#7FE. You asked for it and we have now provided it. As the enormous potential of the Cummins engine continues to be tapped so do the limits of the components that support it, specifically transmissions. Every aspect of of this new shaft and hub has been considered with excruciating detail paid to even the metallurgy of the material used. One of the biggest issues when creating a shaft like this is metal fatigue and shock loading. The requirements were that the material needed to be extremely stable and incredibly rigid. This shaft also needed to be able to withstand repeated shock loading with torque loads in excess of 2,700 ft lbs. That’s right 2,700 ft lbs of torque! The engineers knew of only one material at the top of there wish list, Aermet. That’s not a typo, this shaft is made from Aermet 100, as expensive as it was (raw material) this seemed to be the only logical solution. Here are a few metallurgy facts about AerMet alloy.
AerMet 100 Alloy Key features:
- AerMet alloy is an ultra-high strength type of martensitic alloy steel. The main alloying elements are cobalt and nickel, but chromium, molybdenum, and carbon are also added. Its exceptional properties are hardness, tensile strength, fracture toughness, and ductility. Aermet is weldable with no preheating needed.
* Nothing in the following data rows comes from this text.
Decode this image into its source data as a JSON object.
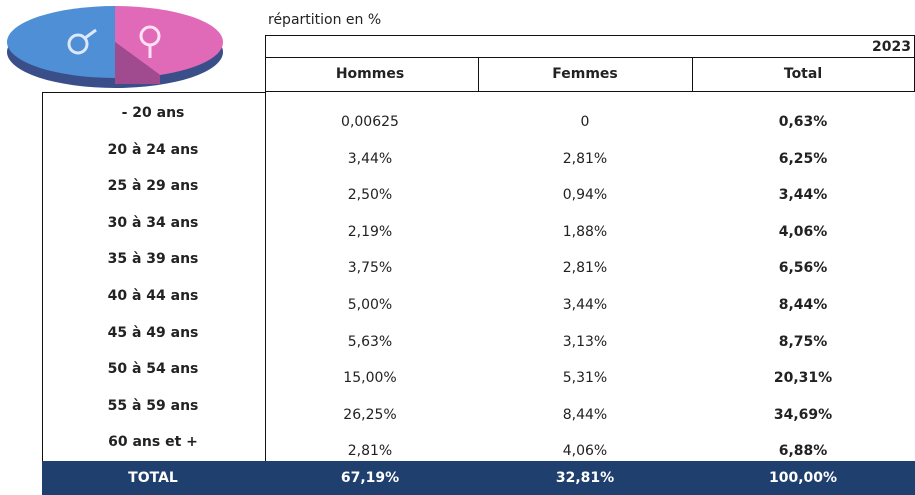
{
  "subtitle": "répartition en %",
  "year": "2023",
  "table": {
    "header": [
      "Hommes",
      "Femmes",
      "Total"
    ],
    "rows": [
      [
        "- 20 ans",
        "0,00625",
        "0",
        "0,63%"
      ],
      [
        "20 à 24 ans",
        "3,44%",
        "2,81%",
        "6,25%"
      ],
      [
        "25 à 29 ans",
        "2,50%",
        "0,94%",
        "3,44%"
      ],
      [
        "30 à 34 ans",
        "2,19%",
        "1,88%",
        "4,06%"
      ],
      [
        "35 à 39 ans",
        "3,75%",
        "2,81%",
        "6,56%"
      ],
      [
        "40 à 44 ans",
        "5,00%",
        "3,44%",
        "8,44%"
      ],
      [
        "45 à 49 ans",
        "5,63%",
        "3,13%",
        "8,75%"
      ],
      [
        "50 à 54 ans",
        "15,00%",
        "5,31%",
        "20,31%"
      ],
      [
        "55 à 59 ans",
        "26,25%",
        "8,44%",
        "34,69%"
      ],
      [
        "60 ans et +",
        "2,81%",
        "4,06%",
        "6,88%"
      ]
    ],
    "total": [
      "TOTAL",
      "67,19%",
      "32,81%",
      "100,00%"
    ]
  }
}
AerMet alloy is not corrosion resistant, so it must be sealed if used in a moist environment. AerMet is a registered trademark of Carpenter Technology Corporation.
- The UNS number is K92580. The alloy has a modulus of elasticity of 28,200 ksi and a density of 0.285 lbf/in3 (7.89 g/cm3). AerMet 100 alloy is somewhat more difficult to machine than 4340 at HRC 38. Therefore, carbide tools are usually used. Standard shapes that are available include round, sheet, welding wire, billet, plate, strip and wire.
- AerMet alloy is special in that it must be hardened twice in order to reach its maximum effectiveness. The first hardening application is a solution treatment at 1,625 °F (885 °C) for 1 hour. It is then quenched to a temperature of 150 °F (66 °C) over 1 to 2 hours. It then must be cold treated, where the material is cooled to −100 °F (−73 °C) for 1 hour. The second hardening process is aging, where the material is heated to 900 °F (482 °C) for 5 hours.